Micro Photonics Celebrates Identification Day with the American Museum of Natural History
Have you ever discovered something mysterious and weren’t exactly sure what it was? Maybe you found something in your backyard or possibly came across a treasure on your last vacation. What should you do with it? Well that is what Identification Day is all about. It is your chance to bring in your mysterious findings for scientist to help you identify it.
Last weekend, the American Museum of Natural History in NY celebrated this annual event and had hundreds of visitors bring in their specimens for identification. Fourteen stations of scientist from several fields of study were set-up to help the museum’s guests identify their findings. Micro Photonics was among the group of 14.
We were very excited to have the SkyScan 1173, a high energy micro-CT that can scan large and dense objects as well as low density materials, available at the museum to help with the investigation. Micro-CT reveals the internal 3D structure of an object without having to cut it open. The SkyScan 1173 was definitely a highlight for the children and adults as we had a flow of people at our station the entire day. We scanned over 15 specimens; some of the more exotic finds were a duck’s skull, a pine cone from a Sequoia, a sea star and a vertebra from a Plesiosaur that a young boy found in his back yard. Visitors were given a flash drive with cross-sections and a 3D movie of their sample.
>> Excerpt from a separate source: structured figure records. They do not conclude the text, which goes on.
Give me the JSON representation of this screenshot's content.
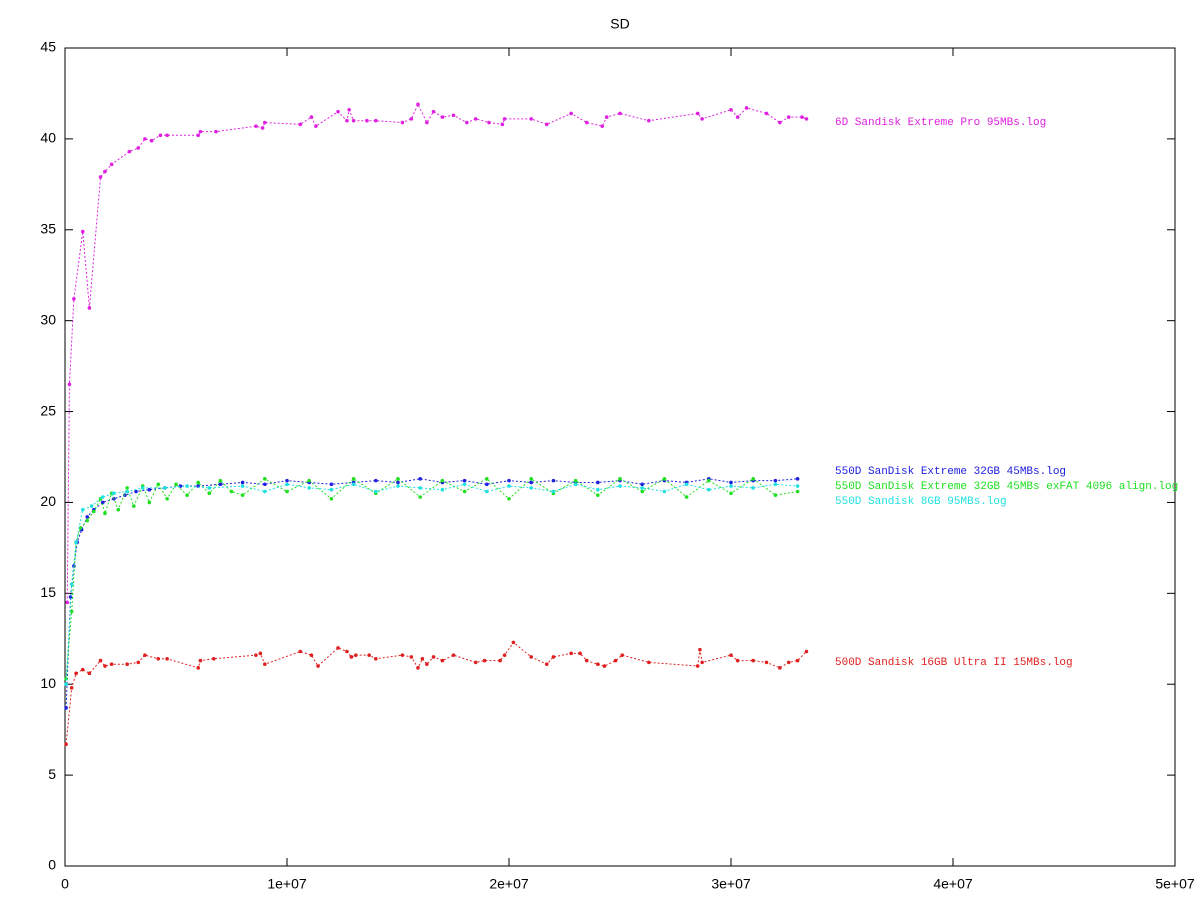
{
  "chart_data": {
    "type": "line",
    "title": "SD",
    "xlim": [
      0,
      50000000
    ],
    "xticks": [
      0,
      {
        "value": 10000000,
        "label": "1e+07"
      },
      {
        "value": 20000000,
        "label": "2e+07"
      },
      {
        "value": 30000000,
        "label": "3e+07"
      },
      {
        "value": 40000000,
        "label": "4e+07"
      },
      {
        "value": 50000000,
        "label": "5e+07"
      }
    ],
    "ylim": [
      0,
      45
    ],
    "yticks": [
      0,
      5,
      10,
      15,
      20,
      25,
      30,
      35,
      40,
      45
    ],
    "grid": false,
    "series": [
      {
        "name": "6D Sandisk Extreme Pro 95MBs.log",
        "color": "#e020e0",
        "x": [
          100000,
          200000,
          400000,
          800000,
          1100000,
          1600000,
          1800000,
          2100000,
          2900000,
          3300000,
          3600000,
          3900000,
          4300000,
          4600000,
          6000000,
          6100000,
          6800000,
          8600000,
          8900000,
          9000000,
          10600000,
          11100000,
          11300000,
          12300000,
          12700000,
          12800000,
          13000000,
          13600000,
          14000000,
          15200000,
          15600000,
          15900000,
          16300000,
          16600000,
          17000000,
          17500000,
          18100000,
          18500000,
          19100000,
          19700000,
          19800000,
          21000000,
          21700000,
          22800000,
          23500000,
          24200000,
          24400000,
          25000000,
          26300000,
          28500000,
          28700000,
          30000000,
          30300000,
          30700000,
          31600000,
          32200000,
          32600000,
          33200000,
          33400000
        ],
        "values": [
          14.5,
          26.5,
          31.2,
          34.9,
          30.7,
          37.9,
          38.2,
          38.6,
          39.3,
          39.5,
          40.0,
          39.9,
          40.2,
          40.2,
          40.2,
          40.4,
          40.4,
          40.7,
          40.6,
          40.9,
          40.8,
          41.2,
          40.7,
          41.5,
          41.0,
          41.6,
          41.0,
          41.0,
          41.0,
          40.9,
          41.1,
          41.9,
          40.9,
          41.5,
          41.2,
          41.3,
          40.9,
          41.1,
          40.9,
          40.8,
          41.1,
          41.1,
          40.8,
          41.4,
          40.9,
          40.7,
          41.2,
          41.4,
          41.0,
          41.4,
          41.1,
          41.6,
          41.2,
          41.7,
          41.4,
          40.9,
          41.2,
          41.2,
          41.1
        ]
      },
      {
        "name": "550D SanDisk Extreme 32GB 45MBs.log",
        "color": "#2020e0",
        "x": [
          50000,
          250000,
          400000,
          550000,
          750000,
          1000000,
          1300000,
          1700000,
          2200000,
          2700000,
          3200000,
          3800000,
          4500000,
          5200000,
          6000000,
          7000000,
          8000000,
          9000000,
          10000000,
          11000000,
          12000000,
          13000000,
          14000000,
          15000000,
          16000000,
          17000000,
          18000000,
          19000000,
          20000000,
          21000000,
          22000000,
          23000000,
          24000000,
          25000000,
          26000000,
          27000000,
          28000000,
          29000000,
          30000000,
          31000000,
          32000000,
          33000000
        ],
        "values": [
          8.7,
          14.8,
          16.5,
          17.8,
          18.5,
          19.2,
          19.6,
          20.0,
          20.2,
          20.4,
          20.6,
          20.7,
          20.8,
          20.9,
          20.9,
          21.0,
          21.1,
          21.0,
          21.2,
          21.1,
          21.0,
          21.1,
          21.2,
          21.1,
          21.3,
          21.1,
          21.2,
          21.0,
          21.2,
          21.1,
          21.2,
          21.1,
          21.1,
          21.2,
          21.0,
          21.2,
          21.1,
          21.3,
          21.1,
          21.2,
          21.2,
          21.3
        ]
      },
      {
        "name": "550D SanDisk Extreme 32GB 45MBs exFAT 4096 align.log",
        "color": "#20e020",
        "x": [
          50000,
          300000,
          500000,
          700000,
          1000000,
          1300000,
          1600000,
          1800000,
          2100000,
          2400000,
          2800000,
          3100000,
          3500000,
          3800000,
          4200000,
          4600000,
          5000000,
          5500000,
          6000000,
          6500000,
          7000000,
          7500000,
          8000000,
          9000000,
          10000000,
          11000000,
          12000000,
          13000000,
          14000000,
          15000000,
          16000000,
          17000000,
          18000000,
          19000000,
          20000000,
          21000000,
          22000000,
          23000000,
          24000000,
          25000000,
          26000000,
          27000000,
          28000000,
          29000000,
          30000000,
          31000000,
          32000000,
          33000000
        ],
        "values": [
          10.3,
          14.0,
          17.8,
          18.6,
          19.0,
          19.5,
          20.2,
          19.4,
          20.5,
          19.6,
          20.8,
          19.8,
          20.9,
          20.0,
          21.0,
          20.2,
          21.0,
          20.4,
          21.1,
          20.5,
          21.2,
          20.6,
          20.4,
          21.3,
          20.6,
          21.2,
          20.2,
          21.3,
          20.5,
          21.3,
          20.3,
          21.2,
          20.6,
          21.3,
          20.2,
          21.3,
          20.5,
          21.2,
          20.4,
          21.3,
          20.6,
          21.3,
          20.3,
          21.2,
          20.5,
          21.3,
          20.4,
          20.6
        ]
      },
      {
        "name": "550D Sandisk 8GB 95MBs.log",
        "color": "#20e0e0",
        "x": [
          50000,
          300000,
          500000,
          800000,
          1200000,
          1700000,
          2200000,
          2800000,
          3500000,
          4500000,
          5500000,
          6500000,
          8000000,
          9000000,
          10000000,
          11000000,
          12000000,
          13000000,
          14000000,
          15000000,
          16000000,
          17000000,
          18000000,
          19000000,
          20000000,
          21000000,
          22000000,
          23000000,
          24000000,
          25000000,
          26000000,
          27000000,
          28000000,
          29000000,
          30000000,
          31000000,
          32000000,
          33000000
        ],
        "values": [
          10.0,
          15.5,
          17.8,
          19.6,
          19.8,
          20.3,
          20.5,
          20.6,
          20.8,
          20.8,
          20.9,
          20.8,
          20.9,
          20.6,
          21.0,
          20.8,
          20.7,
          21.0,
          20.6,
          20.9,
          20.8,
          20.7,
          21.0,
          20.6,
          20.9,
          20.8,
          20.6,
          21.0,
          20.7,
          20.9,
          20.8,
          20.6,
          21.0,
          20.7,
          20.9,
          20.8,
          21.0,
          20.9
        ]
      },
      {
        "name": "500D Sandisk 16GB Ultra II 15MBs.log",
        "color": "#e02020",
        "x": [
          50000,
          300000,
          500000,
          800000,
          1100000,
          1600000,
          1800000,
          2100000,
          2800000,
          3300000,
          3600000,
          4200000,
          4600000,
          6000000,
          6100000,
          6700000,
          8600000,
          8800000,
          9000000,
          10600000,
          11100000,
          11400000,
          12300000,
          12700000,
          12900000,
          13100000,
          13700000,
          14000000,
          15200000,
          15600000,
          15900000,
          16100000,
          16300000,
          16600000,
          17000000,
          17500000,
          18500000,
          18900000,
          19600000,
          19800000,
          20200000,
          21000000,
          21700000,
          22000000,
          22800000,
          23200000,
          23500000,
          24000000,
          24300000,
          24800000,
          25100000,
          26300000,
          28500000,
          28600000,
          28700000,
          30000000,
          30300000,
          31000000,
          31600000,
          32200000,
          32600000,
          33000000,
          33400000
        ],
        "values": [
          6.7,
          9.8,
          10.6,
          10.8,
          10.6,
          11.3,
          11.0,
          11.1,
          11.1,
          11.2,
          11.6,
          11.4,
          11.4,
          10.9,
          11.3,
          11.4,
          11.6,
          11.7,
          11.1,
          11.8,
          11.6,
          11.0,
          12.0,
          11.8,
          11.5,
          11.6,
          11.6,
          11.4,
          11.6,
          11.5,
          10.9,
          11.4,
          11.1,
          11.5,
          11.3,
          11.6,
          11.2,
          11.3,
          11.3,
          11.6,
          12.3,
          11.5,
          11.1,
          11.5,
          11.7,
          11.7,
          11.3,
          11.1,
          11.0,
          11.3,
          11.6,
          11.2,
          11.0,
          11.9,
          11.2,
          11.6,
          11.3,
          11.3,
          11.2,
          10.9,
          11.2,
          11.3,
          11.8
        ]
      }
    ]
  }
}
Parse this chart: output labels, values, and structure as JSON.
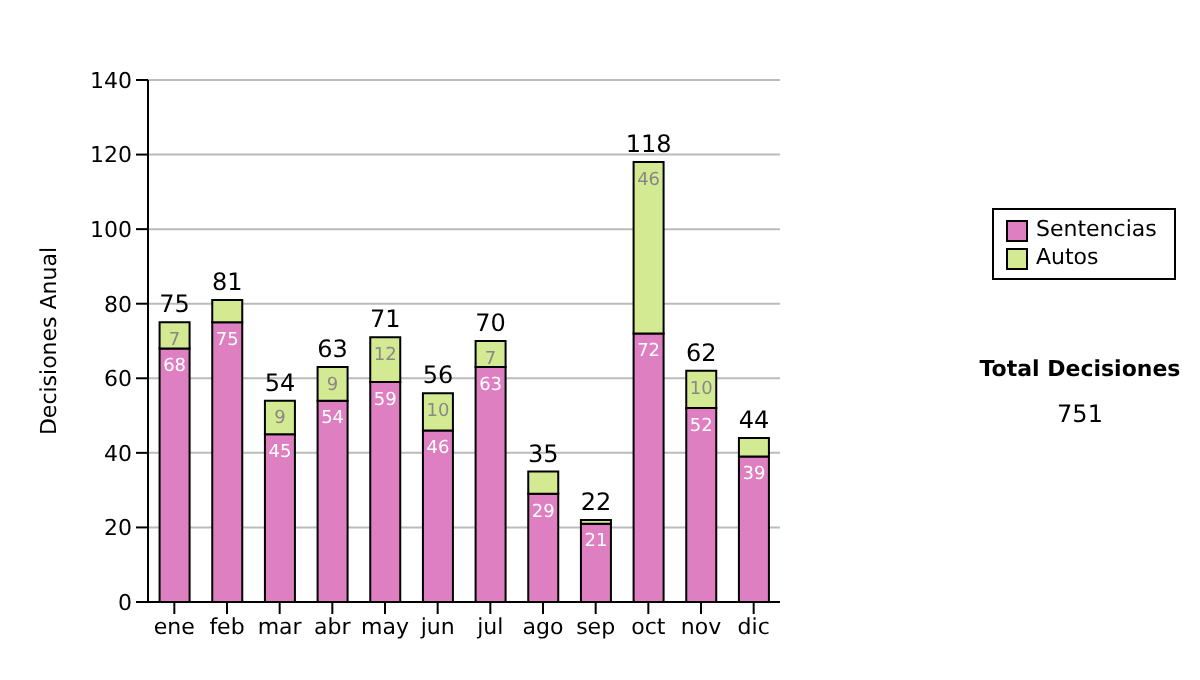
{
  "chart_data": {
    "type": "bar",
    "ylabel": "Decisiones Anual",
    "categories": [
      "ene",
      "feb",
      "mar",
      "abr",
      "may",
      "jun",
      "jul",
      "ago",
      "sep",
      "oct",
      "nov",
      "dic"
    ],
    "series": [
      {
        "name": "Sentencias",
        "color": "#dd7fc0",
        "values": [
          68,
          75,
          45,
          54,
          59,
          46,
          63,
          29,
          21,
          72,
          52,
          39
        ],
        "value_labels": [
          "68",
          "75",
          "45",
          "54",
          "59",
          "46",
          "63",
          "29",
          "21",
          "72",
          "52",
          "39"
        ]
      },
      {
        "name": "Autos",
        "color": "#d3ea93",
        "values": [
          7,
          6,
          9,
          9,
          12,
          10,
          7,
          6,
          1,
          46,
          10,
          5
        ],
        "value_labels": [
          "7",
          null,
          "9",
          "9",
          "12",
          "10",
          "7",
          null,
          null,
          "46",
          "10",
          null
        ]
      }
    ],
    "stacked": true,
    "totals": [
      "75",
      "81",
      "54",
      "63",
      "71",
      "56",
      "70",
      "35",
      "22",
      "118",
      "62",
      "44"
    ],
    "ylim": [
      0,
      140
    ],
    "yticks": [
      0,
      20,
      40,
      60,
      80,
      100,
      120,
      140
    ],
    "grid": "y",
    "legend": "right",
    "annotations": [
      "Total Decisiones",
      "751"
    ]
  }
}
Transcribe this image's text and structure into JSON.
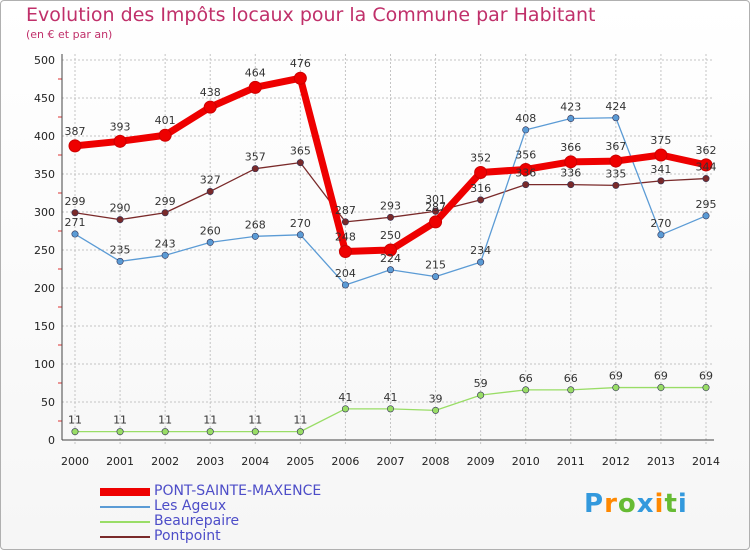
{
  "chart_data": {
    "type": "line",
    "title": "Evolution des Impôts locaux pour la Commune par Habitant",
    "subtitle": "(en € et par an)",
    "xlabel": "",
    "ylabel": "",
    "ylim": [
      0,
      500
    ],
    "yticks": [
      0,
      50,
      100,
      150,
      200,
      250,
      300,
      350,
      400,
      450,
      500
    ],
    "x": [
      "2000",
      "2001",
      "2002",
      "2003",
      "2004",
      "2005",
      "2006",
      "2007",
      "2008",
      "2009",
      "2010",
      "2011",
      "2012",
      "2013",
      "2014"
    ],
    "grid": true,
    "legend_position": "bottom-left",
    "series": [
      {
        "name": "PONT-SAINTE-MAXENCE",
        "color": "#ee0000",
        "values": [
          387,
          393,
          401,
          438,
          464,
          476,
          248,
          250,
          287,
          352,
          356,
          366,
          367,
          375,
          362
        ]
      },
      {
        "name": "Les Ageux",
        "color": "#5b9bd5",
        "values": [
          271,
          235,
          243,
          260,
          268,
          270,
          204,
          224,
          215,
          234,
          408,
          423,
          424,
          270,
          295
        ]
      },
      {
        "name": "Beaurepaire",
        "color": "#99dd66",
        "values": [
          11,
          11,
          11,
          11,
          11,
          11,
          41,
          41,
          39,
          59,
          66,
          66,
          69,
          69,
          69
        ]
      },
      {
        "name": "Pontpoint",
        "color": "#7a2a2a",
        "values": [
          299,
          290,
          299,
          327,
          357,
          365,
          287,
          293,
          301,
          316,
          336,
          336,
          335,
          341,
          344
        ]
      }
    ]
  },
  "logo": {
    "text": "Proxiti",
    "letters": [
      "P",
      "r",
      "o",
      "x",
      "i",
      "t",
      "i"
    ],
    "colors": [
      "#3399dd",
      "#ff8800",
      "#66bb33",
      "#3399dd",
      "#ff8800",
      "#66bb33",
      "#3399dd"
    ]
  }
}
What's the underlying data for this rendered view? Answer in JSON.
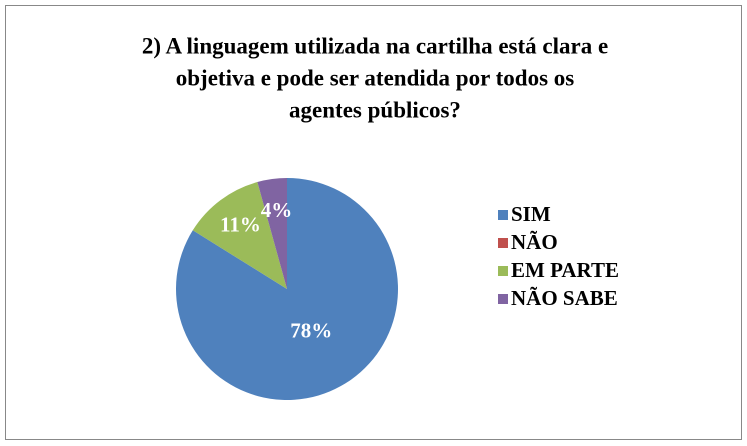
{
  "chart_data": {
    "type": "pie",
    "title": [
      "2) A linguagem utilizada na cartilha está clara e",
      "objetiva e pode ser atendida por todos os",
      "agentes públicos?"
    ],
    "categories": [
      "SIM",
      "NÃO",
      "EM PARTE",
      "NÃO SABE"
    ],
    "values": [
      78,
      0,
      11,
      4
    ],
    "value_labels": [
      "78%",
      null,
      "11%",
      "4%"
    ],
    "colors": [
      "#4f81bd",
      "#c0504d",
      "#9bbb59",
      "#8064a2"
    ],
    "legend": "right"
  }
}
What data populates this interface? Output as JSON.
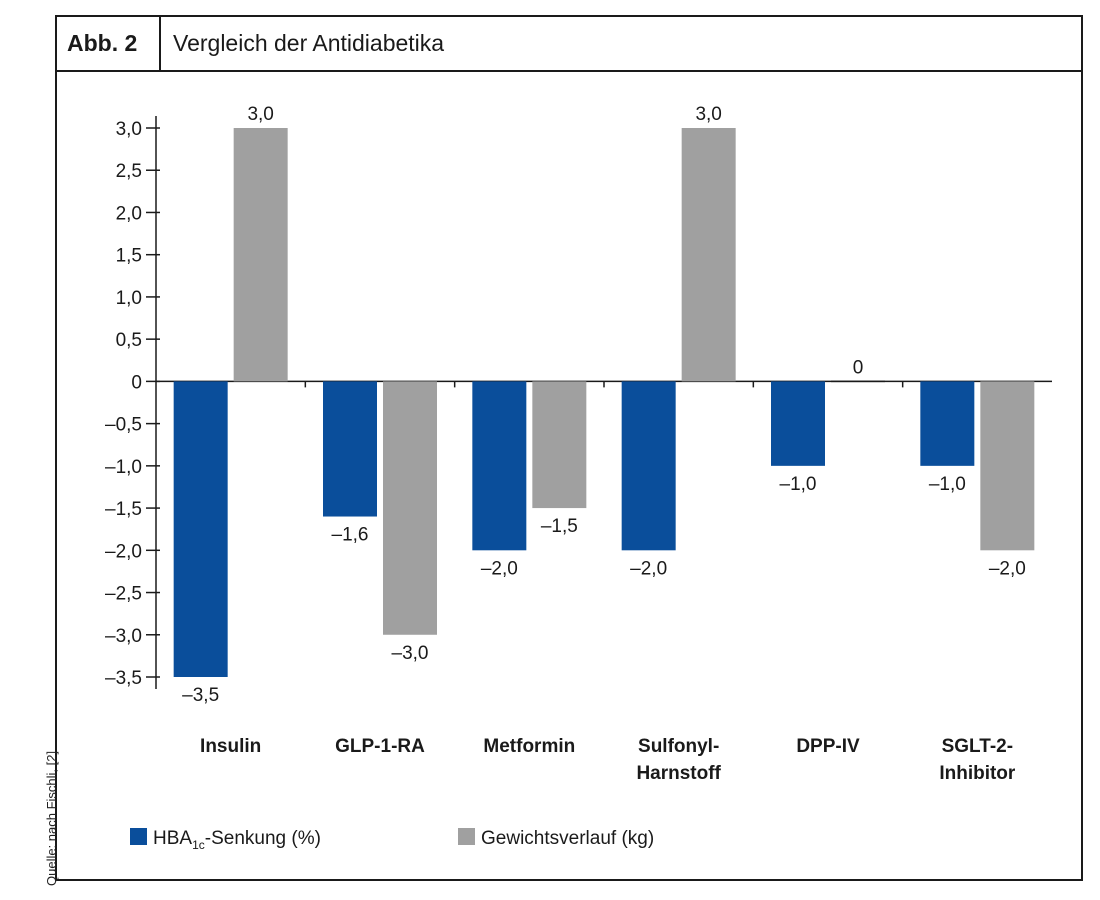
{
  "figure": {
    "label": "Abb. 2",
    "title": "Vergleich der Antidiabetika",
    "source": "Quelle: nach Fischli, [2]"
  },
  "colors": {
    "blue": "#0a4e9b",
    "gray": "#a0a0a0",
    "axis": "#1a1a1a"
  },
  "chart_data": {
    "type": "bar",
    "categories": [
      [
        "Insulin"
      ],
      [
        "GLP-1-RA"
      ],
      [
        "Metformin"
      ],
      [
        "Sulfonyl-",
        "Harnstoff"
      ],
      [
        "DPP-IV"
      ],
      [
        "SGLT-2-",
        "Inhibitor"
      ]
    ],
    "series": [
      {
        "name_main": "HBA",
        "name_sub": "1c",
        "name_rest": "-Senkung (%)",
        "color": "#0a4e9b",
        "values": [
          -3.5,
          -1.6,
          -2.0,
          -2.0,
          -1.0,
          -1.0
        ],
        "labels": [
          "–3,5",
          "–1,6",
          "–2,0",
          "–2,0",
          "–1,0",
          "–1,0"
        ]
      },
      {
        "name_main": "Gewichtsverlauf (kg)",
        "name_sub": "",
        "name_rest": "",
        "color": "#a0a0a0",
        "values": [
          3.0,
          -3.0,
          -1.5,
          3.0,
          0,
          -2.0
        ],
        "labels": [
          "3,0",
          "–3,0",
          "–1,5",
          "3,0",
          "0",
          "–2,0"
        ]
      }
    ],
    "ylim": [
      -3.5,
      3.0
    ],
    "yticks": [
      3.0,
      2.5,
      2.0,
      1.5,
      1.0,
      0.5,
      0,
      -0.5,
      -1.0,
      -1.5,
      -2.0,
      -2.5,
      -3.0,
      -3.5
    ],
    "ytick_labels": [
      "3,0",
      "2,5",
      "2,0",
      "1,5",
      "1,0",
      "0,5",
      "0",
      "–0,5",
      "–1,0",
      "–1,5",
      "–2,0",
      "–2,5",
      "–3,0",
      "–3,5"
    ],
    "legend_position": "bottom-left",
    "grid": false
  }
}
It was fun seeing and scanning all the different specimens people brought in. It was especially gratifying when we were able to help children identify their specimens and learn about Micro-CT. The children were amazed by the things they saw, with the Micro-CT. They were able to interact with Micro-CT data on IPads and pick-up 3D printed models.
Timothy Sledz, President and CEO, Brandon Walters, Laboratory Manager, and Brandon Klingensmith, Service Manager, were in attendance at the event. Tim Sledz, said ‘It was great to see the excitement on the faces of the children as they watched the instrument at work on their samples and have them play with the 3D models we had from previous scans. It wasn’t so much a dream come true as seeing a dream being born.’